Molenaar Versluis kocht in Koog aan de Zaan een oude loodwitmolen, genaamd de Rob. Deze werd aldaar afgebroken, en door de Zaandaamse molenmaker Gras hier opgebouwd als korenmolen. Deze kreeg de naam De Zeehond.
Bij de molen stond een kippenkot, gemaakt van planken van de verbrande wipmolen. De zoon van molenaar Jan Kees Verhulst zou het hok schoonmaken, terwijl vader naar de markt was in Middelburg. Het was op een donderdagochtend, en wel die van 24 augustus 1896. In het kippenkot zaten luizen. Normaliter zouden ze worden uitgerookt, maar dit mocht niet van vader: “vee ste gevaarliek, meej die meulen der bie”. Maar zoonlief rookte toch de luizen uit, het vuur sloeg over en de molen vatte vlam, en brandde zodoende af! “Deze molens hebben gestaan, waar nu het hof van Wim Vos is”.

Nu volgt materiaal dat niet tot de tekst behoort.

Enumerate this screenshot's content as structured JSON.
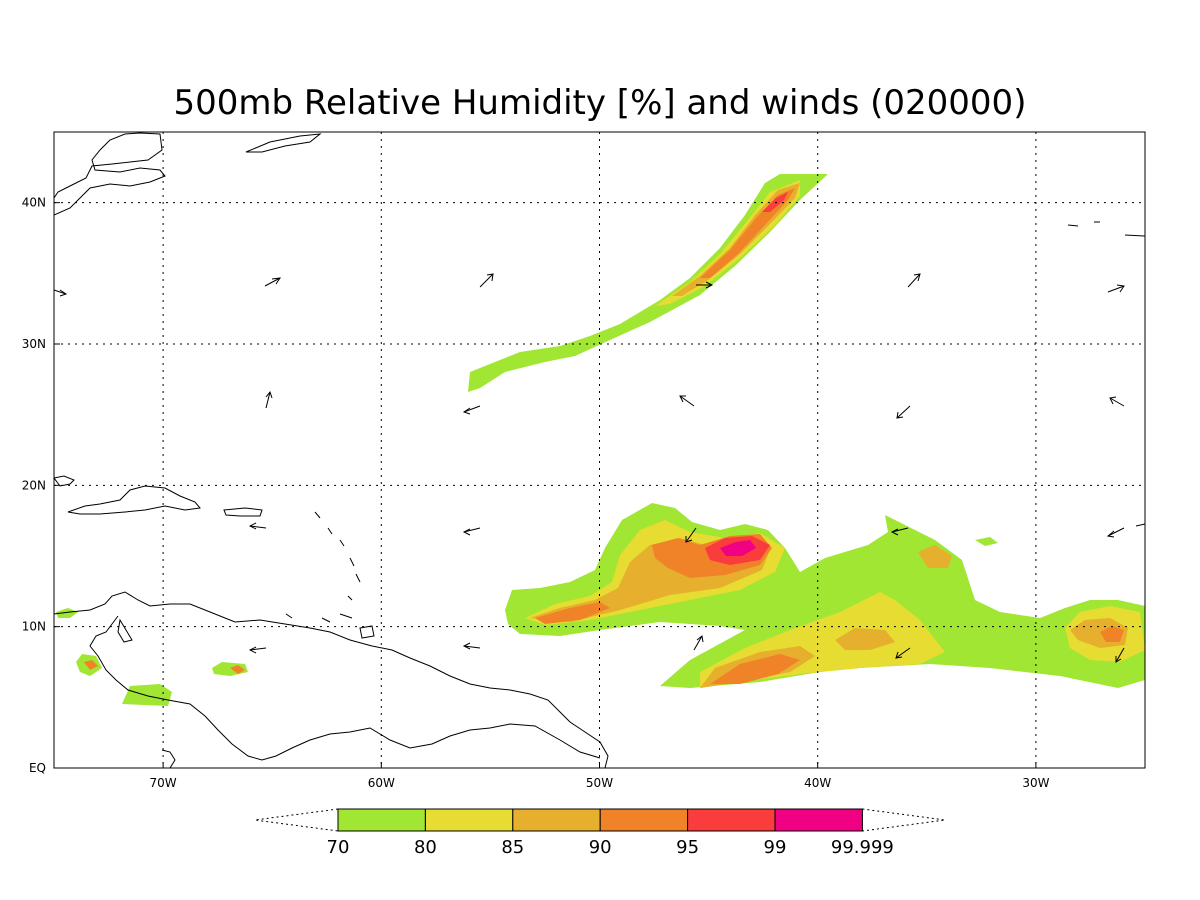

Er kwam weer een molen. Versluis was echter niet verzekerd, dus de kerk betaalde mee. Veel geld voor de bouw was er niet. Er werden onderdelen aangekocht van De Vijf Gebroeders in Goes, een molen met 21 meter vlucht. Deze werd daar gesloopt in opdracht van eigenaar de Jong, die ook eigenaar was van de nog bestaande Korenbloem.
De onderdelen, waaronder de kap, kwamen per schuit aan in Veere, en werden “vrijwilig” door boeren naar Gapinge gebracht. De molen werd gebouwd met 120.000 stenen, voor 10.000 gulden. Het werk werd uitgevoerd door een molenmaker van Schouwen. De gebroeders de Troyen waren te duur. Al op 1 november 1896 werd de eerste steen gelegd. Boer Piet Wattel opperde de gehele molen. Boven kwam men echter niet uit. Bram en Klaas de Troyen lachten toe. De romp werd anderhalve meter hoger, zodat de kap uit Goes toch paste. Hierdoor werd de vlucht wel 3 meter langer. De roede werden daarvoor opgelengd.

Op 30 september 1911 stak er na een droge zomer een noordwester storm op. De molen ging als een cirkel en een oplenger van anderhalve meter brak af tijdens het malen. Knecht Arjaan Corbijn was toen aan het malen. Molenaar was toen Jan Kees Versluis. In 1924 nam Corbijn de molen over van zijn baas. In 1931 nam Cees Versluis de molen weer over.

Bron: A.J. Wisse , MD. Het vereenigingsblad van de Zeeuwse molen.
Michel Dellebeke, 12 juni 2008.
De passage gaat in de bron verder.